CenturyLink Redlines, Too
A nationwide study revealed that internet providers have been charging lower income neighborhoods the same amount as wealthier ones while giving them much worse service, and CenturyLink in Minneapolis is one of the worst offenders. The Markup recently published a very thorough investigation, analyzing more than 800,000 offers from AT&T, CenturyLink, Earthlink, and Verizon. It found that lower-income, often mostly Black neighborhoods were getting bullshit deals. “CenturyLink, which showed the most extreme disparities, offered some customers service of 200 Mbps, amounting to as little as $0.25 per Mbps, but offered others living in the same city only 0.5 Mbps for 400 times as much—$100 per Mbps,” the report explains. These practices affected old redline areas in Minneapolis disproportionately. “Formerly redlined addresses were offered the worst deals almost eight times as often as formerly better-rated areas," the report continues.

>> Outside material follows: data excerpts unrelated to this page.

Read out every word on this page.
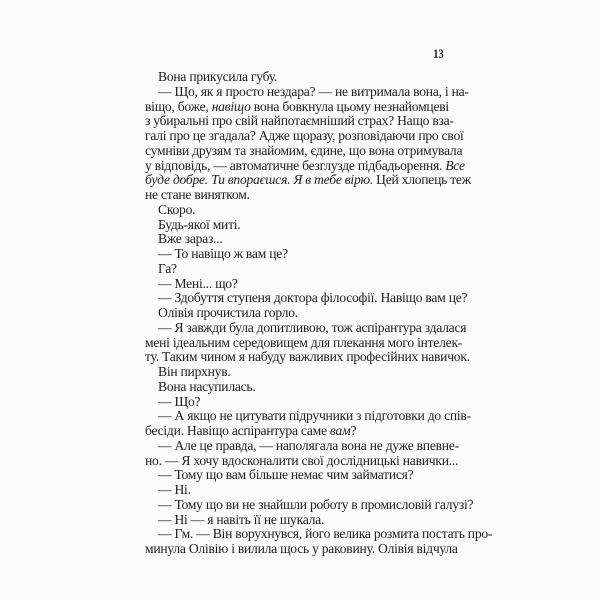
13
Вона прикусила губу.
— Що, як я просто нездара? — не витримала вона, і на-
віщо, боже, навіщо вона бовкнула цьому незнайомцеві
з убиральні про свій найпотаємніший страх? Нащо вза-
галі про це згадала? Адже щоразу, розповідаючи про свої
сумніви друзям та знайомим, єдине, що вона отримувала
у відповідь, — автоматичне безглузде підбадьорення. Все
буде добре. Ти впораєшся. Я в тебе вірю. Цей хлопець теж
не стане винятком.
Скоро.
Будь-якої миті.
Вже зараз...
— То навіщо ж вам це?
Га?
— Мені... що?
— Здобуття ступеня доктора філософії. Навіщо вам це?
Олівія прочистила горло.
— Я завжди була допитливою, тож аспірантура здалася
мені ідеальним середовищем для плекання мого інтелек-
ту. Таким чином я набуду важливих професійних навичок.
Він пирхнув.
Вона насупилась.
— Що?
— А якщо не цитувати підручники з підготовки до спів-
бесіди. Навіщо аспірантура саме вам?
— Але це правда, — наполягала вона не дуже впевне-
но. — Я хочу вдосконалити свої дослідницькі навички...
— Тому що вам більше немає чим займатися?
— Ні.
— Тому що ви не знайшли роботу в промисловій галузі?
— Ні — я навіть її не шукала.
— Гм. — Він ворухнувся, його велика розмита постать про-
минула Олівію і вилила щось у раковину. Олівія відчула
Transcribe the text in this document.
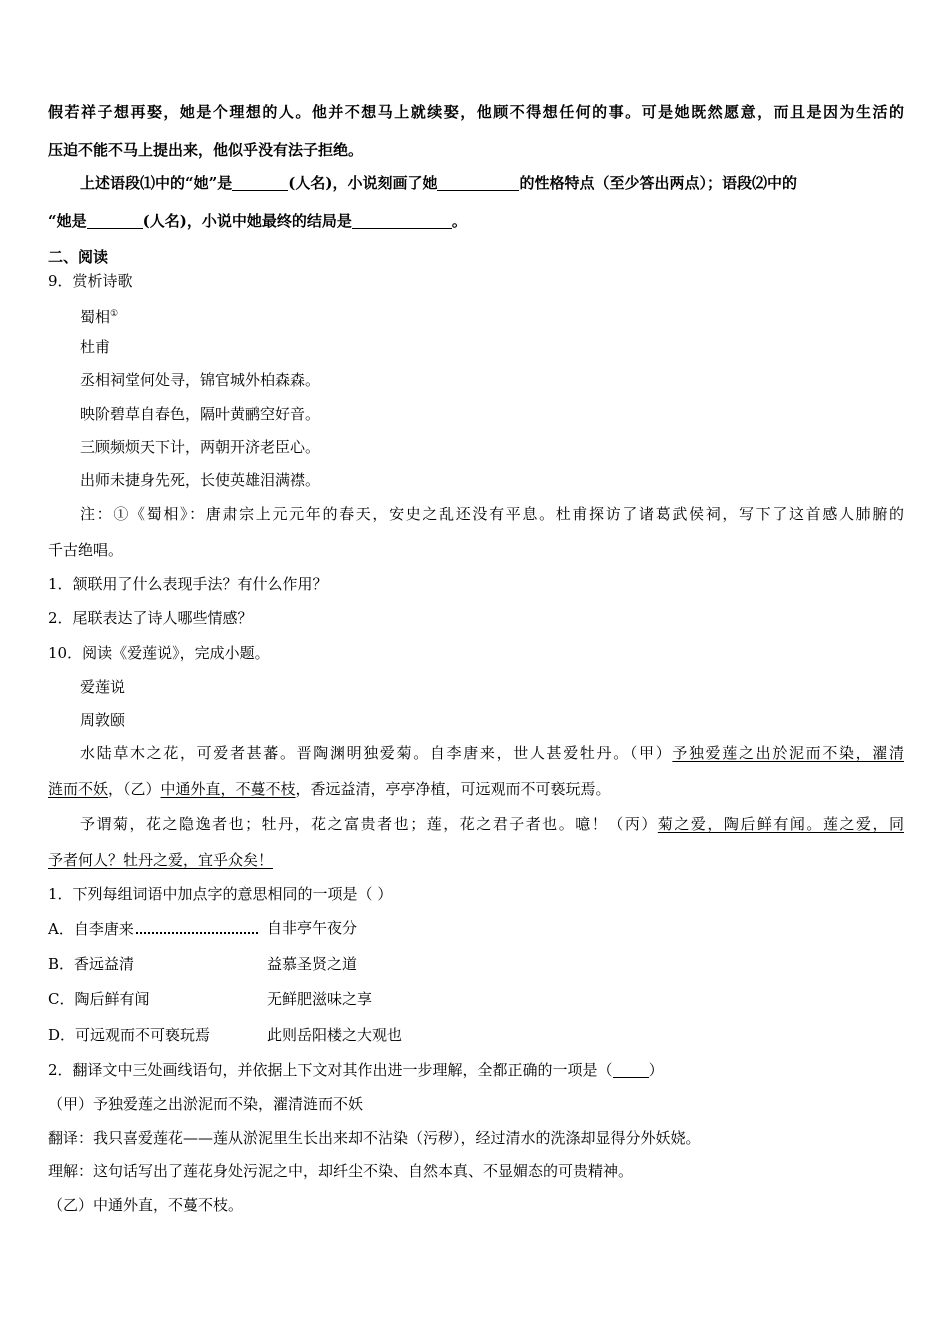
假若祥子想再娶，她是个理想的人。他并不想马上就续娶，他顾不得想任何的事。可是她既然愿意，而且是因为生活的
压迫不能不马上提出来，他似乎没有法子拒绝。
上述语段⑴中的“她”是	(人名)，小说刻画了她	的性格特点（至少答出两点）；语段⑵中的
“她是	(人名)，小说中她最终的结局是	。
二、阅读
9．赏析诗歌
蜀相①
杜甫
丞相祠堂何处寻，锦官城外柏森森。
映阶碧草自春色，隔叶黄鹂空好音。
三顾频烦天下计，两朝开济老臣心。
出师未捷身先死，长使英雄泪满襟。
注：①《蜀相》：唐肃宗上元元年的春天，安史之乱还没有平息。杜甫探访了诸葛武侯祠，写下了这首感人肺腑的
千古绝唱。
1．颔联用了什么表现手法？有什么作用？
2．尾联表达了诗人哪些情感？
10．阅读《爱莲说》，完成小题。
爱莲说
周敦颐
水陆草木之花，可爱者甚蕃。晋陶渊明独爱菊。自李唐来，世人甚爱牡丹。（甲）予独爱莲之出於泥而不染，濯清
涟而不妖，（乙）中通外直，不蔓不枝，香远益清，亭亭净植，可远观而不可亵玩焉。
予谓菊，花之隐逸者也；牡丹，花之富贵者也；莲，花之君子者也。噫！（丙）菊之爱，陶后鲜有闻。莲之爱，同
予者何人？牡丹之爱，宜乎众矣！
1．下列每组词语中加点字的意思相同的一项是（ ）
A．自李唐来	自非亭午夜分
B．香远益清	益慕圣贤之道
C．陶后鲜有闻	无鲜肥滋味之享
D．可远观而不可亵玩焉	此则岳阳楼之大观也
2．翻译文中三处画线语句，并依据上下文对其作出进一步理解，全都正确的一项是（ ）
（甲）予独爱莲之出淤泥而不染，濯清涟而不妖
翻译：我只喜爱莲花——莲从淤泥里生长出来却不沾染（污秽），经过清水的洗涤却显得分外妖娆。
理解：这句话写出了莲花身处污泥之中，却纤尘不染、自然本真、不显媚态的可贵精神。
（乙）中通外直，不蔓不枝。
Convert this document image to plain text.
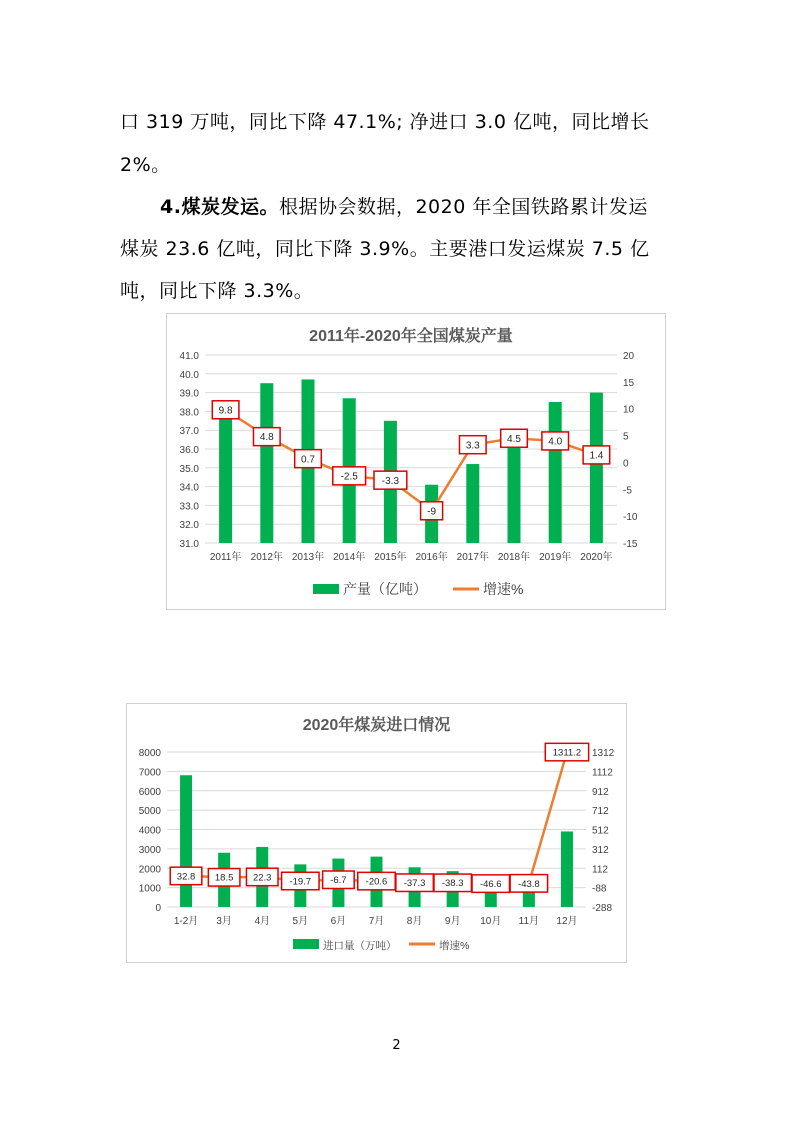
口 319 万吨，同比下降 47.1%; 净进口 3.0 亿吨，同比增长
2%。
4.煤炭发运。根据协会数据，2020 年全国铁路累计发运
煤炭 23.6 亿吨，同比下降 3.9%。主要港口发运煤炭 7.5 亿
吨，同比下降 3.3%。
2011年-2020年全国煤炭产量
41.0
40.0
39.0
38.0
37.0
36.0
35.0
34.0
33.0
32.0
31.0
20
15
10
5
0
-5
-10
-15
2011年 2012年 2013年 2014年 2015年 2016年 2017年 2018年 2019年 2020年
9.8
4.8
0.7
-2.5 -3.3
-9
3.3
4.5	4.0
1.4
产量（亿吨）	增速%
2020年煤炭进口情况
8000
7000
6000
5000
4000
3000
2000
1000
0
1312
1112
912
712
512
312
112
-88
-288
1-2月 3月 4月 5月 6月 7月 8月 9月 10月 11月 12月
32.8 18.5 22.3 -19.7 -6.7 -20.6 -37.3 -38.3 -46.6 -43.8
1311.2
进口量（万吨）	增速%
2
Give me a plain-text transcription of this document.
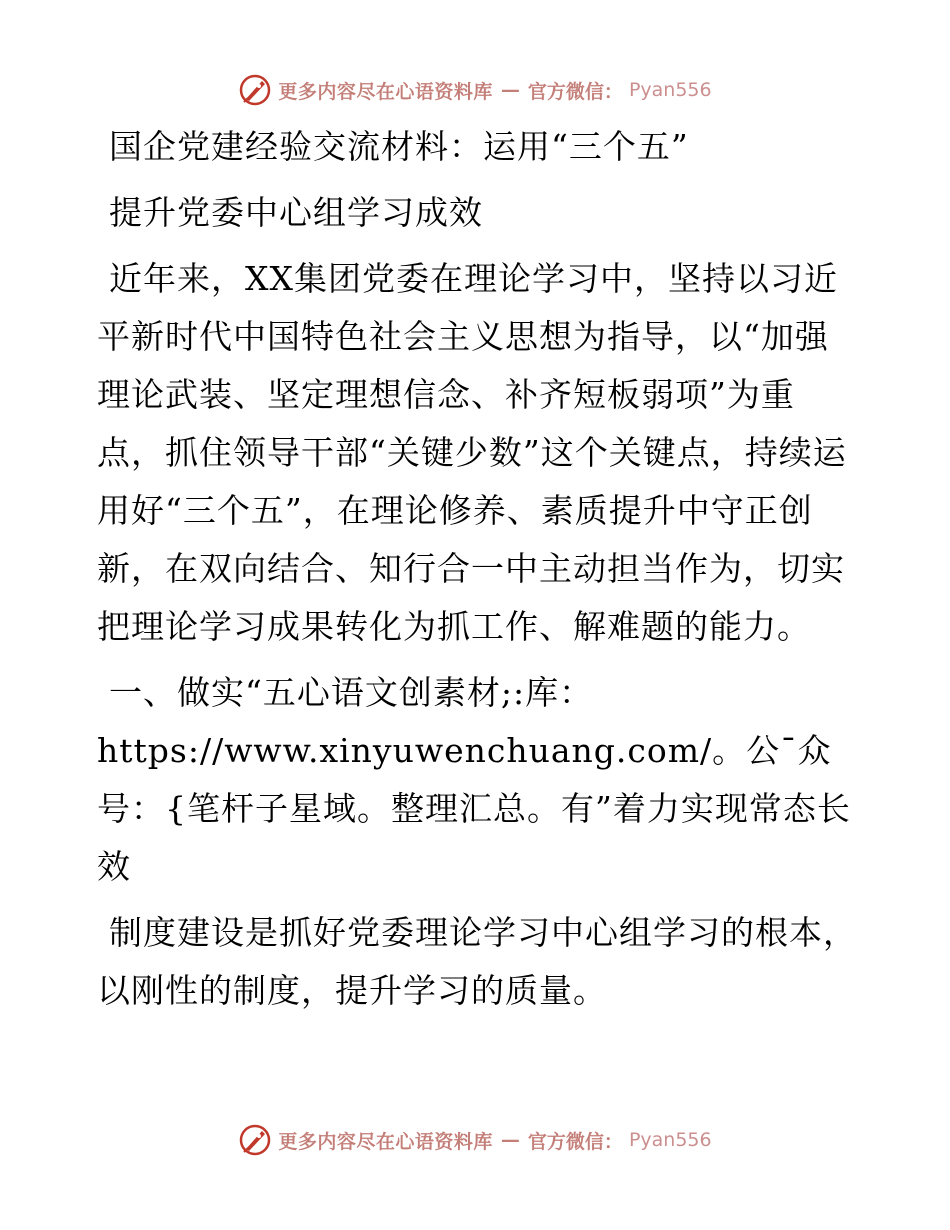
更多内容尽在心语资料库 — 官方微信： Pyan556

国企党建经验交流材料：运用“三个五”

提升党委中心组学习成效

近年来，XX集团党委在理论学习中，坚持以习近平新时代中国特色社会主义思想为指导，以“加强理论武装、坚定理想信念、补齐短板弱项”为重点，抓住领导干部“关键少数”这个关键点，持续运用好“三个五”，在理论修养、素质提升中守正创新，在双向结合、知行合一中主动担当作为，切实把理论学习成果转化为抓工作、解难题的能力。

一、做实“五心语文创素材;:库：https://www.xinyuwenchuang.com/。公¯众号：{笔杆子星域。整理汇总。有”着力实现常态长效

制度建设是抓好党委理论学习中心组学习的根本，以刚性的制度，提升学习的质量。

更多内容尽在心语资料库 — 官方微信： Pyan556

A coalition of 39 groups are urging the FCC to investigate these companies for discrimination in hopes of rectifying the issue. AT&T, a company that had a consolidated revenue of $168.9 billion in 2021, says the discrepancies aren’t malicious; the company says it just needs government subsidies to build better broadband in the poor areas they’re already making bank off of. Meanwhile, CenturyLink is deeply outraged—for the wrong reasons. “We do not engage in discriminatory practices like redlining and find the accusation offensive,” a CenturyLink spokesperson emailed the Markup. An article for a different day: Ever look at USI's coverage map? Notice which half of the city is 100% excluded?
That Sure Is a Headline!
Last week, Minnesota Reformer's Chris Ingraham tweeted a not very good health update. Unfortunately, he's being treated for bile duct cancer—"a bad one"—at the Mayo Clinic. (Ingraham joined the nonprofit newsroom's staff in July, and noted further down in the thread that the Reformer "happen[s] to offer the only 'good' health insurance I've ever had," so that's something!) Today, the Star Tribune reported on Ingraham's diagnosis, using a headline so Minnesota passive-aggressive it basically reads as aggressive: "Reporter who moved to the Minnesota county he called the worst place to live says he has cancer." Jesus!
We did enjoy editor-in-chief J. Patrick Coolican's equally passive-aggressive note about the story in today's Reformer newsletter, though: "It only took Chris’ recent cancer diagnosis to get the Star Tribune to write about us." And Ingraham's being a good sport about it, as he has been throughout the whole ordeal:
We wish him the best! (And Chris, if you're looking for a website that would happily run that headline... look no further.)
Jensen to Walz: Nice Smile :-)
For blow-by-blow rundowns of how gubernatorial candidates Tim Walz and Scott Jensen "clashed," "sparred," and/or "faced off" (choose your favorite low-effort combat verb), consult these news outlets. For last night's lone interesting moment, we'll yield to the Twitter caption of DFL comms guy Tim Hogan:
The depths of Dr. Jensen's weirdness are a true gift, purely in terms of entertainment value. The squirmy body language, the space-alien approach to human connection, the WTF compliment you might hear during a malt shop date in the '50s—truly the stuff of Tim & Eric. At this point, we've said a lot on the strange compliment, but Walz's befuddled hand gesture really encapsulates the exchange.